米国がその権力によって中国資本の企業活動に介入し、それに対して中国企業側が、米国不朽の精神とも言える「信教、言論、および出版の自由、平穏に集会する権利、そして苦痛の救済を求めるため政府に請願する権利を保障した」合衆国憲法修正第1条で対抗するという構図は、なかなかアイロニカルに感じられる。

なぜそんな齟齬が起きるのだろうか。ソーシャルネットワークというものに対して、どうしてもわれわれは過大評価か過小評価しかできないことが原因にあるように思える。

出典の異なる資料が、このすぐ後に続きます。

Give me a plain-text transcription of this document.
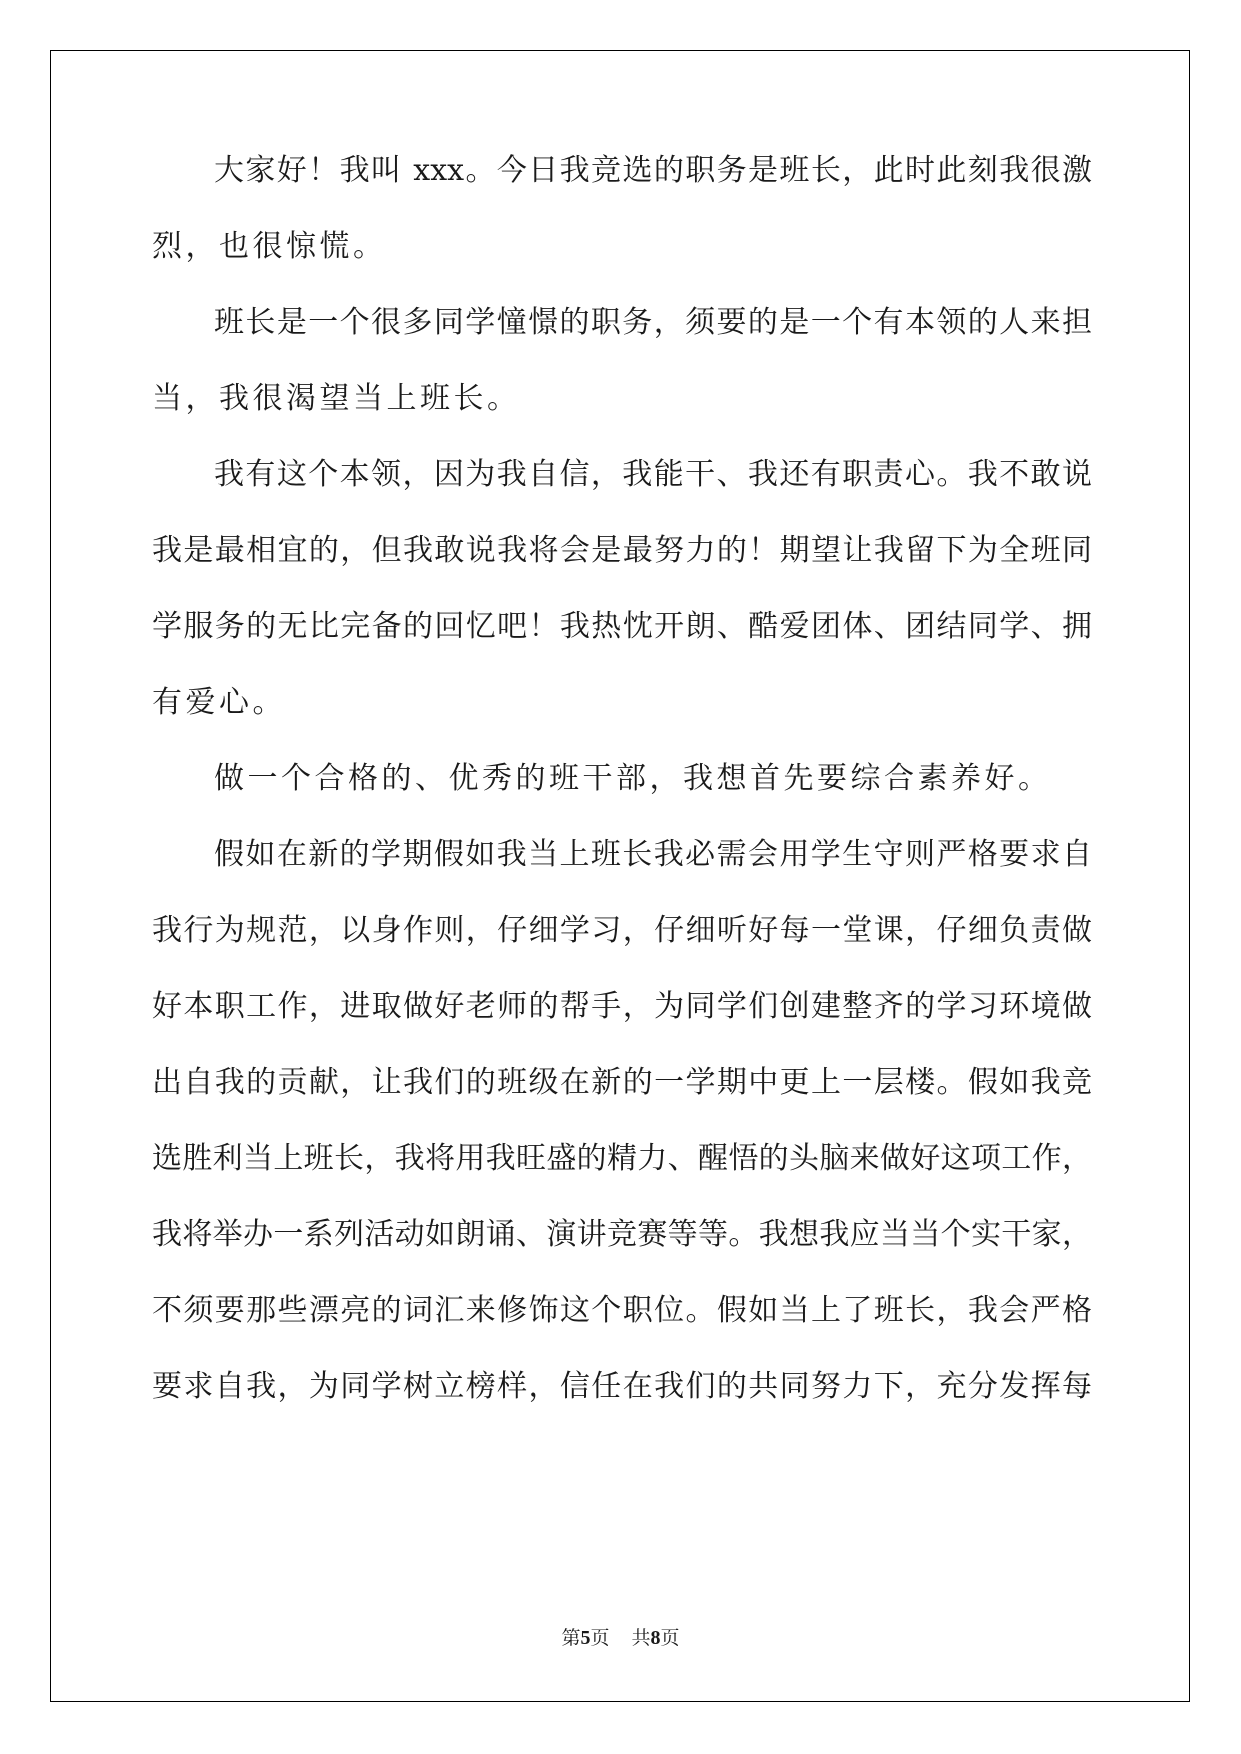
大家好！我叫 xxx。今日我竞选的职务是班长，此时此刻我很激
烈，也很惊慌。
班长是一个很多同学憧憬的职务，须要的是一个有本领的人来担
当，我很渴望当上班长。
我有这个本领，因为我自信，我能干、我还有职责心。我不敢说
我是最相宜的，但我敢说我将会是最努力的！期望让我留下为全班同
学服务的无比完备的回忆吧！我热忱开朗、酷爱团体、团结同学、拥
有爱心。
做一个合格的、优秀的班干部，我想首先要综合素养好。
假如在新的学期假如我当上班长我必需会用学生守则严格要求自
我行为规范，以身作则，仔细学习，仔细听好每一堂课，仔细负责做
好本职工作，进取做好老师的帮手，为同学们创建整齐的学习环境做
出自我的贡献，让我们的班级在新的一学期中更上一层楼。假如我竞
选胜利当上班长，我将用我旺盛的精力、醒悟的头脑来做好这项工作，
我将举办一系列活动如朗诵、演讲竞赛等等。我想我应当当个实干家，
不须要那些漂亮的词汇来修饰这个职位。假如当上了班长，我会严格
要求自我，为同学树立榜样，信任在我们的共同努力下，充分发挥每
第5页 共8页
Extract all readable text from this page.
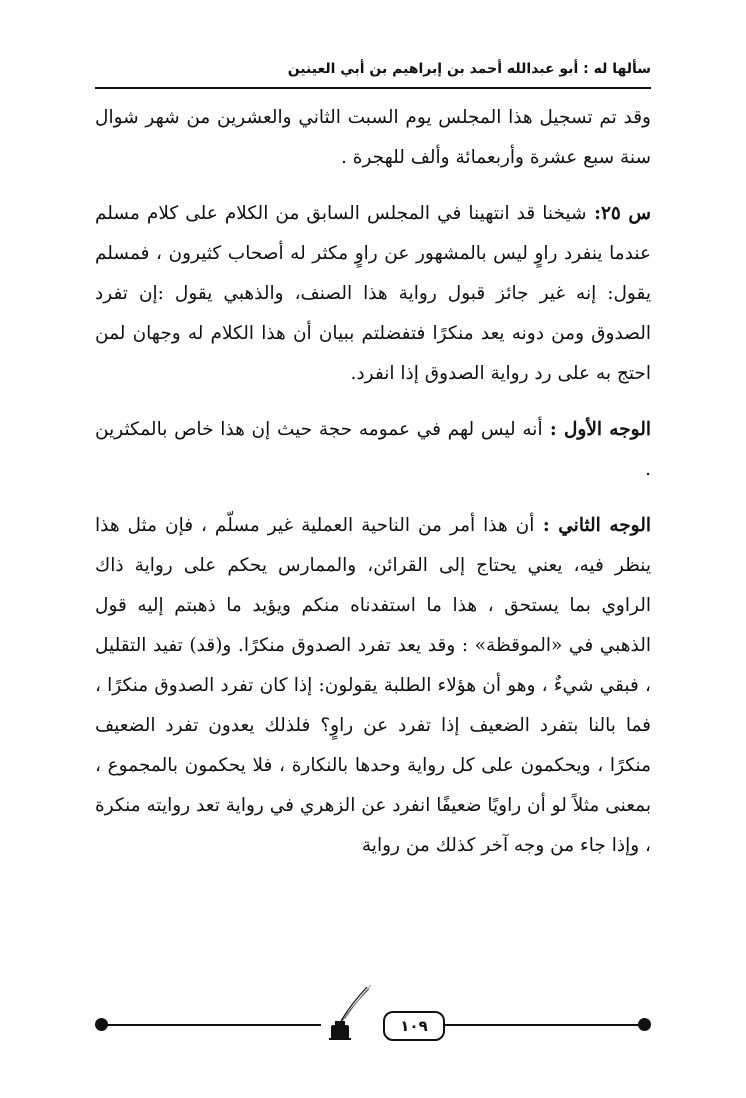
سألها له : أبو عبدالله أحمد بن إبراهيم بن أبي العينين

وقد تم تسجيل هذا المجلس يوم السبت الثاني والعشرين من شهر شوال سنة سبع عشرة وأربعمائة وألف للهجرة .

س ٢٥: شيخنا قد انتهينا في المجلس السابق من الكلام على كلام مسلم عندما ينفرد راوٍ ليس بالمشهور عن راوٍ مكثر له أصحاب كثيرون ، فمسلم يقول: إنه غير جائز قبول رواية هذا الصنف، والذهبي يقول :إن تفرد الصدوق ومن دونه يعد منكرًا فتفضلتم ببيان أن هذا الكلام له وجهان لمن احتج به على رد رواية الصدوق إذا انفرد.

الوجه الأول : أنه ليس لهم في عمومه حجة حيث إن هذا خاص بالمكثرين .

الوجه الثاني : أن هذا أمر من الناحية العملية غير مسلّم ، فإن مثل هذا ينظر فيه، يعني يحتاج إلى القرائن، والممارس يحكم على رواية ذاك الراوي بما يستحق ، هذا ما استفدناه منكم ويؤيد ما ذهبتم إليه قول الذهبي في «الموقظة» : وقد يعد تفرد الصدوق منكرًا. و(قد) تفيد التقليل ، فبقي شيءٌ ، وهو أن هؤلاء الطلبة يقولون: إذا كان تفرد الصدوق منكرًا ، فما بالنا بتفرد الضعيف إذا تفرد عن راوٍ؟ فلذلك يعدون تفرد الضعيف منكرًا ، ويحكمون على كل رواية وحدها بالنكارة ، فلا يحكمون بالمجموع ، بمعنى مثلاً لو أن راويًا ضعيفًا انفرد عن الزهري في رواية تعد روايته منكرة ، وإذا جاء من وجه آخر كذلك من رواية

١٠٩
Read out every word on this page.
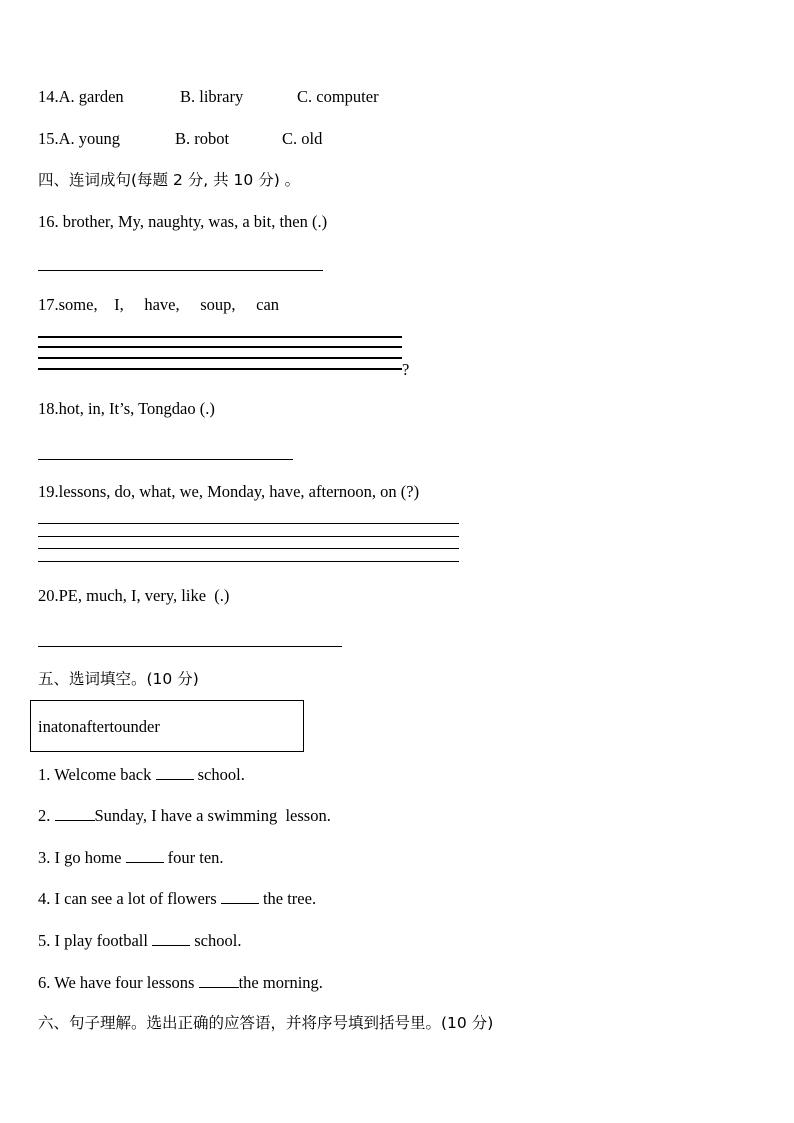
14.A. garden	B. library	C. computer
15.A. young	B. robot	C. old
四、连词成句(每题 2 分, 共 10 分) 。
16. brother, My, naughty, was, a bit, then (.)
17.some,    I,     have,     soup,     can
?
18.hot, in, It’s, Tongdao (.)
19.lessons, do, what, we, Monday, have, afternoon, on (?)
20.PE, much, I, very, like  (.)
五、选词填空。(10 分)
inatonaftertounder
1. Welcome back  school.
2. Sunday, I have a swimming  lesson.
3. I go home  four ten.
4. I can see a lot of flowers  the tree.
5. I play football  school.
6. We have four lessons the morning.
六、句子理解。选出正确的应答语，并将序号填到括号里。(10 分)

インターネットが普及して以来、さまざまな技術が開発されてきた。これまでわれわれは、良いことも良くないこともあったけれど、差し引きすれば良いことのほうが多いのだという考え方をしてきた。Googleの共同創業者、ラリー・ペイジ氏が2013年の「Google I/O」でいみじくも言ったように(※10)。

“Being negative is not how we make progress, and the most important things are

not zero sum,”

「後ろ向きの姿勢は私たちが物事を進歩させるやり方ではありません。最も重要なことは技術の進歩の結果はゼロサムではないということです」

私は会場で直接その発言を聞いていて、まさにその通りだと思い、深い感銘を受けたけれど、今同じ言葉を聞いた時に、約10年前と同じように心の底から同意できるかというと、非常に心許ないというのが正直なところだ。

本来であれば、技術の進歩によって生まれた課題は、技術によって解決するべきと考えるが、ソーシャルネットワークの課題に対しては、まだまだ私たちの技術は追いついていないように思える。